Em entrevista ao O HOJE, o especialista em marketing político Marcos Marinho avalia que começar a campanha em Goiás permite a Caiado explorar a capacidade de mobilização de uma base numerosa e produzir imagens de força logo no primeiro dia de campanha.
“O ideal é começar uma campanha de dentro para fora. No caso do Caiado, é evidente que ele não é conhecido fora do Estado como é conhecido em Goiás. Iniciar aqui dá segurança para o primeiro ato de campanha dele”, afirma.
De acordo com o especialista, além de conseguir reunir apoiadores e lideranças em um número para um primeiro ato eleitoral de impacto, iniciar a campanha em Goiás também permite ao pessedista construir a narrativa de que está começando a caminhada nacional pelas próprias raízes. “É reconhecer sua origem, em nível de narrativa.
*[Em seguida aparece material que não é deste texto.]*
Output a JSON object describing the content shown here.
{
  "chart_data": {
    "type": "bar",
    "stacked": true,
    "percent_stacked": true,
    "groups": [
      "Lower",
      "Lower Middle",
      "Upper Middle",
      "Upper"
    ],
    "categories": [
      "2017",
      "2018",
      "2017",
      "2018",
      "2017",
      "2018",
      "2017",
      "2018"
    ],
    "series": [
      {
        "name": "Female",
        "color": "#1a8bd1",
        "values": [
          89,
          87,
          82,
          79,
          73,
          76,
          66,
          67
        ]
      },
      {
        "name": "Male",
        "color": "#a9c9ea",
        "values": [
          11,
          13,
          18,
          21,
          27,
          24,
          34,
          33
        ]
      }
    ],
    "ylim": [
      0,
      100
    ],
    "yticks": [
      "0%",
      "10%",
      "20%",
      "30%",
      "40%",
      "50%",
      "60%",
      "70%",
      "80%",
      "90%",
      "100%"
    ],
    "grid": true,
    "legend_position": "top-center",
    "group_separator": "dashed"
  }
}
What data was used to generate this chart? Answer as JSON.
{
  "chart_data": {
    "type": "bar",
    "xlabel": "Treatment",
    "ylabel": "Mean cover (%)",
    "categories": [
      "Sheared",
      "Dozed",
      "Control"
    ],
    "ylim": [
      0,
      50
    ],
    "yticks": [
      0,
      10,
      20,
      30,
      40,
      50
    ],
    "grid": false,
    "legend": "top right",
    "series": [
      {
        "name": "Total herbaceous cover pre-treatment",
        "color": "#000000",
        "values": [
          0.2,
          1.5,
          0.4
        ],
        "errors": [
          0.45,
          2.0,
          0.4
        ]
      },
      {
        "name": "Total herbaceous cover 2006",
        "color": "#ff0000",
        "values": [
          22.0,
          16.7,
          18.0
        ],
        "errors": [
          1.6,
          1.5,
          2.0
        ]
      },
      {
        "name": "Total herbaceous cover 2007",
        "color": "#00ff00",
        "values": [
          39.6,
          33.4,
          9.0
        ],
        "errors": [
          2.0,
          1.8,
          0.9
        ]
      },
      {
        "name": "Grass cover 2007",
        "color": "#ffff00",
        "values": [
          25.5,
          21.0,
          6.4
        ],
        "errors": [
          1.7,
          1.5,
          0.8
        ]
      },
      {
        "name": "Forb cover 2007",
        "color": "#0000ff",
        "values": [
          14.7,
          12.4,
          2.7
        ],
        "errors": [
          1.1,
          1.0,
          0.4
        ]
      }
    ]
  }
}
Você pode construir a narrativa de que está respeitando de onde veio.”
Contudo, Marinho pondera que a mesma imagem pode ser interpretada de maneiras diferentes. Uma grande mobilização em Goiás pode ser apresentada pela campanha como demonstração da força de Caiado, mas adversários também podem tentar associá-la à dificuldade de produzir eventos semelhantes fora de seu reduto eleitoral.
“Na política, tudo pode virar uma narrativa a favor ou contra. A questão é quem vai ocupar esse espaço de controle da narrativa e se o Caiado, o [Gilberto] Kassab e todo o PSD irá conseguir ocupar esse espaço de controle da narrativa”, ressalta Marinho.
O professor da PUC-GO e cientista político, Pedro Pietrafesa, também considera que a principal motivação da escolha está menos relacionada à tentativa de preservar a hegemonia do grupo que chefia o Palácio das Esmeraldas e mais na necessidade de Caiado começar a corrida presidencial em uma posição de força.
Para o cientista político, o início da campanha tem um peso simbólico particular porque é o momento em que os candidatos buscam produzir as primeiras imagens da disputa. “Para tentar manter a força no local em que ele tem força política, onde está o eleitorado que avalia bem o governo Caiado, o ex-governador tenta explorar a primeira imagem, que é sempre muito importante durante a campanha”, diz ao O HOJE.
Pietrafesa avalia que o movimento pode, naturalmente, produzir reflexos sobre a candidatura de Daniel, mas não considera esse o objetivo central da estratégia. “É muito mais no sentido de demonstrar força do que algum tipo de tentativa de pensar na hegemonia no Estado de Goiás”, diz. Para o cientista político, o foco principal do ato no Entorno, para Caiado, é a disputa presidencial.